I've been using mySQL for an app for some time, and the more data I collect, the slower it gets. So I have been looking into NOSQL options. One of the things I have in mySQL is a View created from a bunch of joins. The app shows all the important info in a grid, and the user can select ranges, do searches, etc. On this data set. Standard Query stuff.
Looking at Cassandra everything is already sorted based on the parameters I provide in my storage-conf.xml. So I would have a certain string as my key in the SuperColumn, and keep a bunch of the data in Columns below that. But I can only sort by one Column, and I can't do any real searching within the columns without pulling all the SuperColumns, and looping through the data, right?
I don't want to duplicate data across different ColumnFamilies, so I want to make sure Cassandra is appropriate for me. In Facebook, Digg, Twitter, they have plenty of searching functions, so maybe I am just not seeing the solution.
Is there a way with Cassandra for me to search for or filter specific data values in a SuperColumn, or its associated Column(s)? If not, is there another NOSQL option?
In the example below, it seems I can only query for phatduckk, friend1,John, etc. But what if I wanted to find anyone in the ColumnFamily that lived in city == "Beverley Hills"? Can it be done without returning all records? If so, could I do a search for city == "Beverley Hills" AND state == "CA"? It doesn't seem like I can do either, but I want to make sure and see what my options are.

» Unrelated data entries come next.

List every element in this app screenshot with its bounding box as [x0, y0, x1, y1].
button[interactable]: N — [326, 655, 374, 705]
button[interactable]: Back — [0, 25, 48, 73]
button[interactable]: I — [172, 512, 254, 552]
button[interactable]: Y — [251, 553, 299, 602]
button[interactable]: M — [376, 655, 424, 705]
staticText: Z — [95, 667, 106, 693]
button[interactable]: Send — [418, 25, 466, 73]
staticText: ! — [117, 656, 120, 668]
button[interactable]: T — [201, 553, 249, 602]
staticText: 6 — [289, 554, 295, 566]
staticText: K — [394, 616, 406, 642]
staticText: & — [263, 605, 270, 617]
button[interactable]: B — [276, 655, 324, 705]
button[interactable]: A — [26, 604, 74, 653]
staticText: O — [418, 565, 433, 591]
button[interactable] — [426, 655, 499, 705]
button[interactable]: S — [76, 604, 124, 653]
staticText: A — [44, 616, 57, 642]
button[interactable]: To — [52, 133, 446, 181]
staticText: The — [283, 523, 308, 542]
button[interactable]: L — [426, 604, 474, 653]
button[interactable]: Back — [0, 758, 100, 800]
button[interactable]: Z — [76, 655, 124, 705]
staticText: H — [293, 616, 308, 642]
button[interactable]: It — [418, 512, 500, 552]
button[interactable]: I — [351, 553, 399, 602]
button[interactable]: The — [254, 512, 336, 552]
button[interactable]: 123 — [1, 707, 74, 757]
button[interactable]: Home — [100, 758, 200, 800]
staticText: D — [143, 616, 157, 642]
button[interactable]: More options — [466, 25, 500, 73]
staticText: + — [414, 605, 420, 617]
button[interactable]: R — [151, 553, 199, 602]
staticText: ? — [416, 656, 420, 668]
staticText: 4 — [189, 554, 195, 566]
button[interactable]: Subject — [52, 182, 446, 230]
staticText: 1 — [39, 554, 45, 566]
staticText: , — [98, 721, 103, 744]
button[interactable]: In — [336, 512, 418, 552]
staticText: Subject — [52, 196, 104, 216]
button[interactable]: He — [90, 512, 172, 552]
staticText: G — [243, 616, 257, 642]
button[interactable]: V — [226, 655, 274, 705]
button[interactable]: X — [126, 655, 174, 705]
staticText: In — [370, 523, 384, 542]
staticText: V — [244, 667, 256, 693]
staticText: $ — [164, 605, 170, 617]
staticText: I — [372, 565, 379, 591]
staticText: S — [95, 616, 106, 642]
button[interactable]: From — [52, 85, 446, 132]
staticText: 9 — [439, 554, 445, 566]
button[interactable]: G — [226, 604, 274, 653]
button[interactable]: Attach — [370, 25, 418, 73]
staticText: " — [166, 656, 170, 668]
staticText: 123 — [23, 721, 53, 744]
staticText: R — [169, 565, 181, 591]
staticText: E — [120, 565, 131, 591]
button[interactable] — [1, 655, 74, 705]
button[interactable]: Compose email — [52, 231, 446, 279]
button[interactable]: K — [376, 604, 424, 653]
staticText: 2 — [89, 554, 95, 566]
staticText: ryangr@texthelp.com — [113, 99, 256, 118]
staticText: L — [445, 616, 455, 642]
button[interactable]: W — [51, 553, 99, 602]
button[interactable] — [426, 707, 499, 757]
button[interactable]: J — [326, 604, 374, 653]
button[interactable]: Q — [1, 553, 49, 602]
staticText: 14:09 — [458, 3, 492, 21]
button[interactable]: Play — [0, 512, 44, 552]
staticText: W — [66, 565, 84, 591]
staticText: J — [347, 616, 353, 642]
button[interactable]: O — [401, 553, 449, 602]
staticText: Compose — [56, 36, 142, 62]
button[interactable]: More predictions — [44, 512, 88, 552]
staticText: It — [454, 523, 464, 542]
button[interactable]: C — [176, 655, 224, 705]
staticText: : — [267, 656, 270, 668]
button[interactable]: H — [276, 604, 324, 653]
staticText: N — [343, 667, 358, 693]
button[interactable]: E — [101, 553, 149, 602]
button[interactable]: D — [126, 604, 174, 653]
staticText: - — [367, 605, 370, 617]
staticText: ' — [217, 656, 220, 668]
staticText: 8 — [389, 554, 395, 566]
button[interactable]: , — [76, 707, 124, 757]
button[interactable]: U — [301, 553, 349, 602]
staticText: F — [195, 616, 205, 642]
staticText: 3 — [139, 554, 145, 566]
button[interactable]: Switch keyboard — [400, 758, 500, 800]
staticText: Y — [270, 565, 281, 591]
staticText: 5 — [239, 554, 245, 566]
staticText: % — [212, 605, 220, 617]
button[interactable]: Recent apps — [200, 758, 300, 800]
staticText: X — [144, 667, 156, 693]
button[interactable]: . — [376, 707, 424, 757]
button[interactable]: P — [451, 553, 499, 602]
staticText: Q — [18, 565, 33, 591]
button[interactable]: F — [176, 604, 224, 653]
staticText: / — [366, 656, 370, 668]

AddressBook = { // this is a ColumnFamily of type Super
phatduckk: { // this is the key to this row inside the Super CF
friend1: {street: "8th street", zip: "90210", city: "Beverley Hills", state: "CA"},
John: {street: "Howard street", zip: "94404", city: "FC", state: "CA"},
Kim: {street: "X street", zip: "87876", city: "Balls", state: "VA"},
Tod: {street: "Jerry street", zip: "54556", city: "Cartoon", state: "CO"},
Bob: {street: "Q Blvd", zip: "24252", city: "Nowhere", state: "MN"},
}, // end row
ieure: {
joey: {street: "A ave", zip: "55485", city: "Hell", state: "NV"},
William: {street: "Armpit Dr", zip: "93301", city: "Bakersfield", state: "CA"},
},
}
Super family doesn't support secondary index but regular column family do. Using secondary index you can use the GetWhere statement.
Here is one example taken from one of my PHP projects:
This code use this Cassandra API : https://github.com/kallaspriit/Cassandra-PHP-Client-Libraryf
Note that since the question was asked, Cassandra added support for indexes automatically managed by the Cassandra system (I think since 0.8). That can answer the question for some people instead of managing your own index.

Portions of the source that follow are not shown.